Wednesday, August 15, 2007

Decimation

I was reading something the other day - it doesn't matter what, because this error is quite widespread - where the author said that a group of people had been "decimated" when he really meant "annihilated."

Decimation has a terrible reputation. "They were decimated! Oh, how horrible!" But it really means nothing more than the loss of one thing in ten. Think, folks! Think about that "deci" business! If you have ten trees in your front yard and you cut down one, you've decimated your front yard. The word actually comes from a disciplinary technique used in the Roman army, where every tenth man in a military unit would be executed if the unit had dishonored itself in certain specific ways.

Not that I want any group of people I'm in to suffer decimation, by any means, nor am I arguing that we should he happy with decimation because it only represents a 10% casualty rate.

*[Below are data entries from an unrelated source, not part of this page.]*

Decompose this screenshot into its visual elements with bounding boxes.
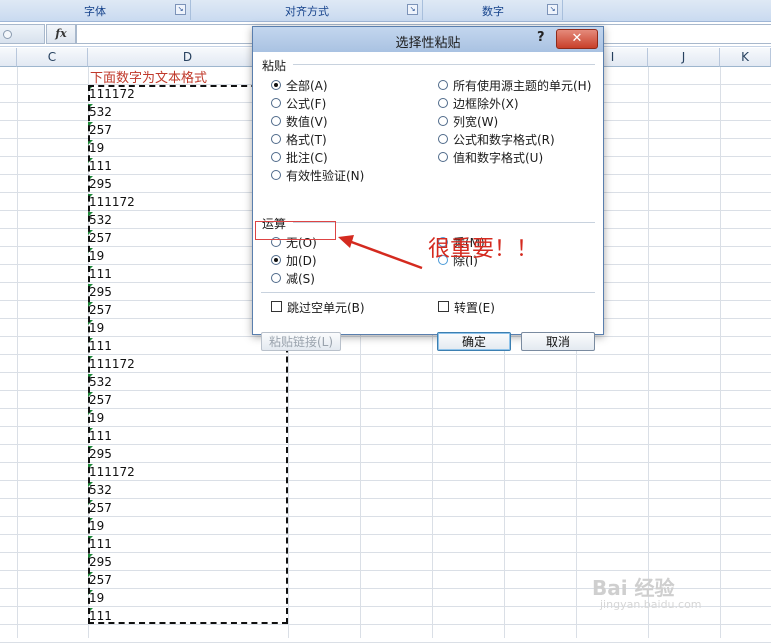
radio-icon[interactable] (438, 80, 448, 90)
name-box-scroll-icon (3, 30, 12, 39)
paste-option[interactable]: 全部(A) (286, 77, 328, 94)
ribbon-group-bar: 字体 ↘ 对齐方式 ↘ 数字 ↘ (0, 0, 771, 22)
column-header-c[interactable]: C (17, 48, 88, 67)
ok-button[interactable]: 确定 (437, 332, 511, 351)
radio-icon[interactable] (271, 116, 281, 126)
column-header-j[interactable]: J (648, 48, 720, 67)
radio-icon[interactable] (438, 152, 448, 162)
ribbon-group-alignment-label: 对齐方式 (285, 5, 329, 18)
radio-icon[interactable] (271, 273, 281, 283)
radio-icon[interactable] (271, 134, 281, 144)
baidu-watermark-url: jingyan.baidu.com (600, 598, 702, 611)
number-dialog-launcher-icon[interactable]: ↘ (547, 4, 558, 15)
grid-column-line (648, 67, 649, 638)
operation-option[interactable]: 减(S) (286, 270, 315, 287)
help-icon[interactable]: ? (537, 30, 545, 45)
grid-column-line (720, 67, 721, 638)
paste-option[interactable]: 数值(V) (286, 113, 328, 130)
radio-icon[interactable] (438, 134, 448, 144)
radio-icon[interactable] (438, 116, 448, 126)
operation-option[interactable]: 加(D) (286, 252, 317, 269)
radio-icon[interactable] (271, 98, 281, 108)
ribbon-group-number: 数字 ↘ (424, 0, 563, 20)
paste-option[interactable]: 批注(C) (286, 149, 328, 166)
paste-option[interactable]: 格式(T) (286, 131, 327, 148)
skip-blanks-label[interactable]: 跳过空单元(B) (287, 299, 365, 316)
paste-option[interactable]: 公式(F) (286, 95, 326, 112)
paste-option[interactable]: 公式和数字格式(R) (453, 131, 555, 148)
paste-separator (293, 64, 595, 65)
radio-icon[interactable] (271, 80, 281, 90)
highlight-rectangle (255, 221, 336, 240)
close-icon[interactable]: ✕ (556, 29, 598, 49)
dialog-title: 选择性粘贴 (395, 36, 461, 51)
arrow-icon (338, 235, 423, 270)
note-cell[interactable]: 下面数字为文本格式 (90, 67, 207, 86)
column-header-k[interactable]: K (720, 48, 771, 67)
paste-option[interactable]: 列宽(W) (453, 113, 498, 130)
font-dialog-launcher-icon[interactable]: ↘ (175, 4, 186, 15)
operation-separator (293, 222, 595, 223)
insert-function-button[interactable]: fx (46, 24, 76, 44)
grid-column-line (17, 67, 18, 638)
options-separator (261, 292, 595, 293)
ribbon-group-alignment: 对齐方式 ↘ (192, 0, 423, 20)
ribbon-group-font: 字体 ↘ (0, 0, 191, 20)
paste-option[interactable]: 边框除外(X) (453, 95, 519, 112)
ribbon-group-number-label: 数字 (482, 5, 504, 18)
skip-blanks-checkbox[interactable] (271, 301, 282, 312)
alignment-dialog-launcher-icon[interactable]: ↘ (407, 4, 418, 15)
annotation-text: 很重要！！ (428, 237, 539, 262)
paste-option[interactable]: 值和数字格式(U) (453, 149, 543, 166)
paste-section-label: 粘贴 (262, 59, 287, 73)
paste-special-dialog: 选择性粘贴 ? ✕ 粘贴 全部(A) 公式(F) 数值(V) 格式(T) 批注(C) 有效… (252, 26, 604, 351)
select-all-corner[interactable] (0, 48, 17, 67)
radio-icon[interactable] (438, 98, 448, 108)
paste-option[interactable]: 有效性验证(N) (286, 167, 364, 184)
transpose-label[interactable]: 转置(E) (454, 299, 495, 316)
paste-option[interactable]: 所有使用源主题的单元(H) (453, 77, 591, 94)
name-box[interactable] (0, 24, 45, 44)
ribbon-group-font-label: 字体 (84, 5, 106, 18)
dialog-body: 粘贴 全部(A) 公式(F) 数值(V) 格式(T) 批注(C) 有效性验证(N) 所有使… (253, 52, 603, 351)
cancel-button[interactable]: 取消 (521, 332, 595, 351)
baidu-watermark: Bai 经验 (592, 576, 675, 600)
radio-icon[interactable] (271, 255, 281, 265)
transpose-checkbox[interactable] (438, 301, 449, 312)
dialog-title-bar[interactable]: 选择性粘贴 ? ✕ (253, 27, 603, 52)
grid-row-line (0, 624, 771, 625)
radio-icon[interactable] (271, 152, 281, 162)
paste-link-button[interactable]: 粘贴链接(L) (261, 332, 341, 351)
radio-icon[interactable] (271, 170, 281, 180)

But I do wish people would stop saying "decimation" when they mean something else. It's like going into a restaurant and asking for "tire tread" when you really want "spaghetti".

2 comments:

Jean said...

umm... since I was embarrassed because I have used the word "decimate" in the manner you have described, I looked it up. As with most words, the meaning changed over time. Time in this case being about 400 years.

dec-i-mate
verb (used with object), -mat·ed, -mat·ing. 1. to destroy a great number or proportion of: The population was decimated by a plague.
2. to select by lot and kill every tenth person of.
3. Obsolete. to take a tenth of or from.

[Origin: 1590–1600; < L decimātus, ptp. of decimāre to punish every tenth man chosen by lot, v. deriv. of decimus tenth, deriv. of decem ten; see ate1]

—Related forms
dec·i·ma·tion, noun
dec·i·ma·tor, noun


—Usage note The earliest English sense of decimate is “to select by lot and execute every tenth soldier of (a unit).” The extended sense “destroy a great number or proportion of” developed in the 19th century: Cholera decimated the urban population. Because the etymological sense of one-tenth remains to some extent, decimate is not ordinarily used with exact fractions or percentages: Drought has destroyed (not decimated) nearly 80 percent of the cattle.
Dictionary.com Unabridged (v 1.1)
Based on the Random House Unabridged Dictionary, © Random House, Inc. 2006.

William said...

I hew to the Roman meaning out of a misplaced sense of amazement at what the Romans managed to do without cars, email, toaster ovens, or infotainment.